Anschauungsmaterial dazu liefern die KünstlerInnen Marina Naprushkina und Oliver Ressler, die dem Ärger über die aktuellen politischen Verhältnisse visuell auf den Grund zu gehen versuchen. Ressler, indem er sich nahe beobachtend auf die Platzbesetzungen in Athen oder Madrid einlässt und den dort verhandelten Details erhöhte Aufmerksamkeit schenkt; Naprushkina, indem sie einen Auszug aus der von ihr mitbegründeten Zeitung »Self#Governing« präsentiert. Der politische Cartoon, der unter anderem die ökonomische Grundierung der durch und durch undemokratischen Verhältnisse in Weißrussland aufzeigt, ist Teil einer Initiative, die von der Organisation Nash dom (Unser Haus) getragen wird. Als Selbstermächtigungswerkzeug »von unten« setzt sich diese offensiv gegen die widrigen Realitäten zur Wehr.

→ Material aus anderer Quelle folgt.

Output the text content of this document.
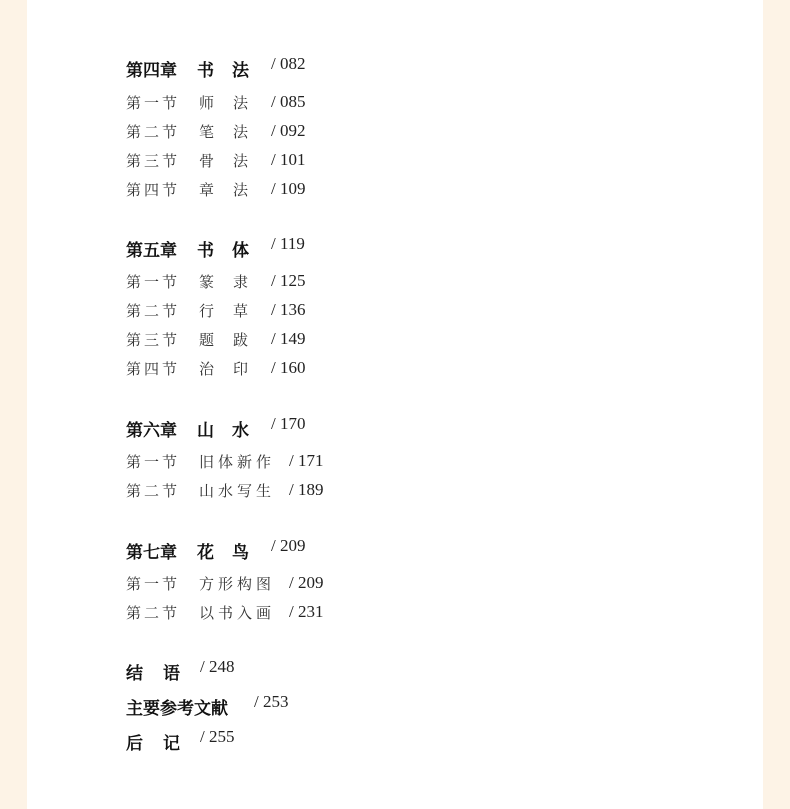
第四章 书法 / 082
第一节 师法 / 085
第二节 笔法 / 092
第三节 骨法 / 101
第四节 章法 / 109
第五章 书体 / 119
第一节 篆隶 / 125
第二节 行草 / 136
第三节 题跋 / 149
第四节 治印 / 160
第六章 山水 / 170
第一节 旧体新作 / 171
第二节 山水写生 / 189
第七章 花鸟 / 209
第一节 方形构图 / 209
第二节 以书入画 / 231
结语 / 248
主要参考文献 / 253
后记 / 255
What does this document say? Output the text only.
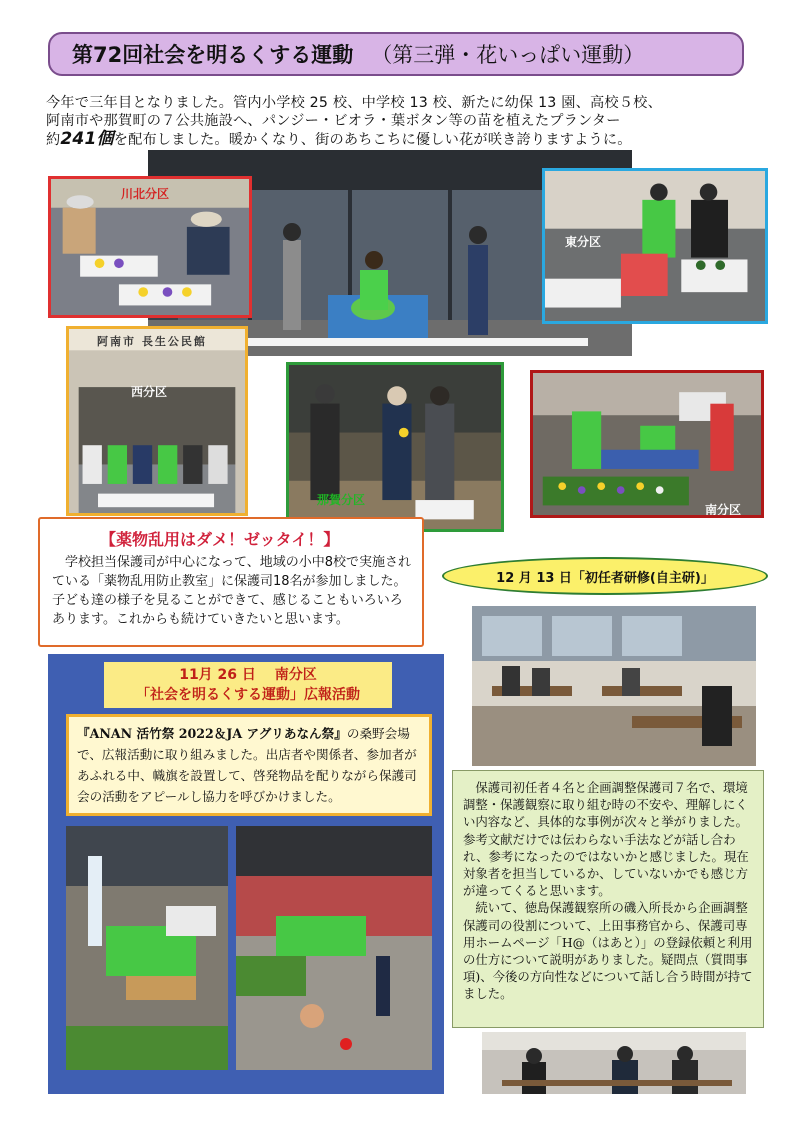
第72回社会を明るくする運動 （第三弾・花いっぱい運動）
今年で三年目となりました。管内小学校 25 校、中学校 13 校、新たに幼保 13 園、高校５校、
阿南市や那賀町の７公共施設へ、パンジー・ビオラ・葉ボタン等の苗を植えたプランター
約241個を配布しました。暖かくなり、街のあちこちに優しい花が咲き誇りますように。
川北分区
東分区
阿南市 長生公民館
西分区
那賀分区
南分区
【薬物乱用はダメ！ゼッタイ！】
学校担当保護司が中心になって、地域の小中8校で実施されている「薬物乱用防止教室」に保護司18名が参加しました。子ども達の様子を見ることができて、感じることもいろいろあります。これからも続けていきたいと思います。
12 月 13 日「初任者研修(自主研)」

保護司初任者４名と企画調整保護司７名で、環境調整・保護観察に取り組む時の不安や、理解しにくい内容など、具体的な事例が次々と挙がりました。参考文献だけでは伝わらない手法などが話し合われ、参考になったのではないかと感じました。現在対象者を担当しているか、していないかでも感じ方が違ってくると思います。

続いて、徳島保護観察所の磯入所長から企画調整保護司の役割について、上田事務官から、保護司専用ホームページ「H@（はあと）」の登録依頼と利用の仕方について説明がありました。疑問点（質問事項)、今後の方向性などについて話し合う時間が持てました。

11月 26 日　 南分区
「社会を明るくする運動」広報活動
『ANAN 活竹祭 2022＆JA アグリあなん祭』の桑野会場で、広報活動に取り組みました。出店者や関係者、参加者があふれる中、幟旗を設置して、啓発物品を配りながら保護司会の活動をアピールし協力を呼びかけました。
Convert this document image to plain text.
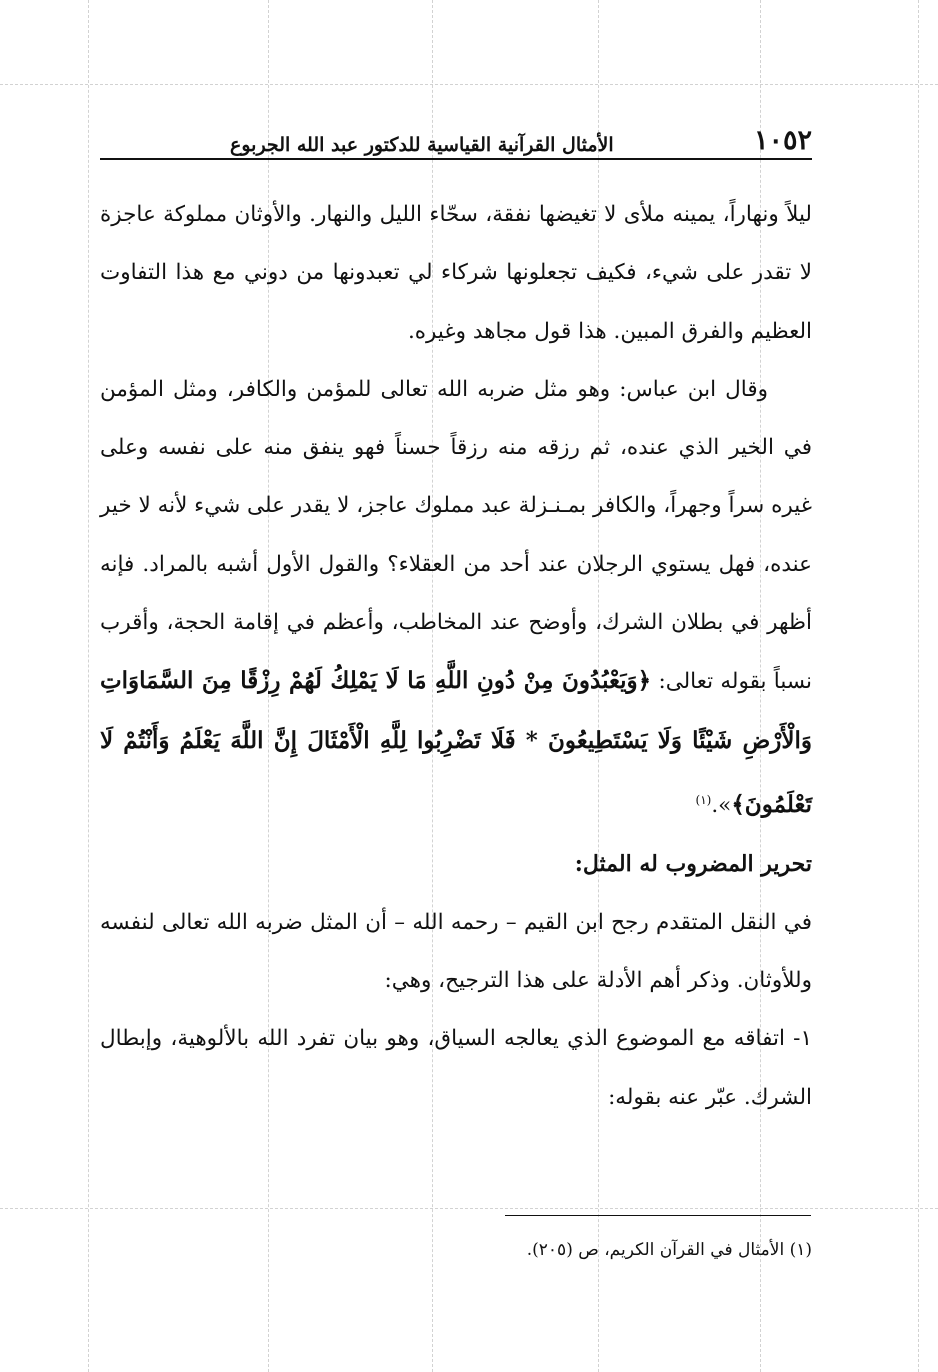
١٠٥٢
الأمثال القرآنية القياسية للدكتور عبد الله الجربوع

ليلاً ونهاراً، يمينه ملأى لا تغيضها نفقة، سحّاء الليل والنهار. والأوثان مملوكة عاجزة لا تقدر على شيء، فكيف تجعلونها شركاء لي تعبدونها من دوني مع هذا التفاوت العظيم والفرق المبين. هذا قول مجاهد وغيره.

وقال ابن عباس: وهو مثل ضربه الله تعالى للمؤمن والكافر، ومثل المؤمن في الخير الذي عنده، ثم رزقه منه رزقاً حسناً فهو ينفق منه على نفسه وعلى غيره سراً وجهراً، والكافر بمـنـزلة عبد مملوك عاجز، لا يقدر على شيء لأنه لا خير عنده، فهل يستوي الرجلان عند أحد من العقلاء؟ والقول الأول أشبه بالمراد. فإنه أظهر في بطلان الشرك، وأوضح عند المخاطب، وأعظم في إقامة الحجة، وأقرب نسباً بقوله تعالى: ﴿وَيَعْبُدُونَ مِنْ دُونِ اللَّهِ مَا لَا يَمْلِكُ لَهُمْ رِزْقًا مِنَ السَّمَاوَاتِ وَالْأَرْضِ شَيْئًا وَلَا يَسْتَطِيعُونَ * فَلَا تَضْرِبُوا لِلَّهِ الْأَمْثَالَ إِنَّ اللَّهَ يَعْلَمُ وَأَنْتُمْ لَا تَعْلَمُونَ﴾».$^{(١)}$

تحرير المضروب له المثل:

في النقل المتقدم رجح ابن القيم – رحمه الله – أن المثل ضربه الله تعالى لنفسه وللأوثان. وذكر أهم الأدلة على هذا الترجيح، وهي:

١- اتفاقه مع الموضوع الذي يعالجه السياق، وهو بيان تفرد الله بالألوهية، وإبطال الشرك. عبّر عنه بقوله:

(١) الأمثال في القرآن الكريم، ص (٢٠٥).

Sich häufende Fälle von Zensur und strafrechtlicher Verfolgung von künstlerischen Aktivitäten stehen im Mittelpunkt von Herwig G. Höllers aktuellem Lokalaugenschein in Russland und der Ukraine. So sehr darin die Zeichen totalitärer Repression, die zuvor länger in der Versenkung verschwunden war, wiederkehren, so sehr lässt sich damit auch die Hoffnung verknüpfen, dass politisch engagierter Kunst gegenwärtig ein wichtigerer Stellenwert als je zuvor beigemessen wird. Ähnliches gilt auch für die Bestandsaufnahme, die Thomas Edlinger aktuell in der israelischen Kunstszene unternommen hat. Nicht nur machen sich dort zusehends Protest und Unmut gegen eine als immer unzumutbarer erachtete politische Realität breit, sondern es mehren sich auch die kritischen Ansinnen gegen eine Kunstpolitik, die in erster Linie kalmierend aufzutreten versucht.
Kurze Fallstudien in »Art of Angry« sind der aktivistischen Videoszene in Syrien, der zunehmend unter Beschuss geratenden Roma-Kultur in Ungarn sowie den Ansätzen queer-feministischer Kunst in Polen gewidmet. »Empört euch!« mag vor Jahren der verbindende Schlachtruf all dieser heterogenen Szenen gelautet haben. Jetzt – und darauf zielt die Mehrzahl der hier vertretenen Beiträge – geht es darum, dieser Empörung eine längerfristige, haltbare Basis zu geben.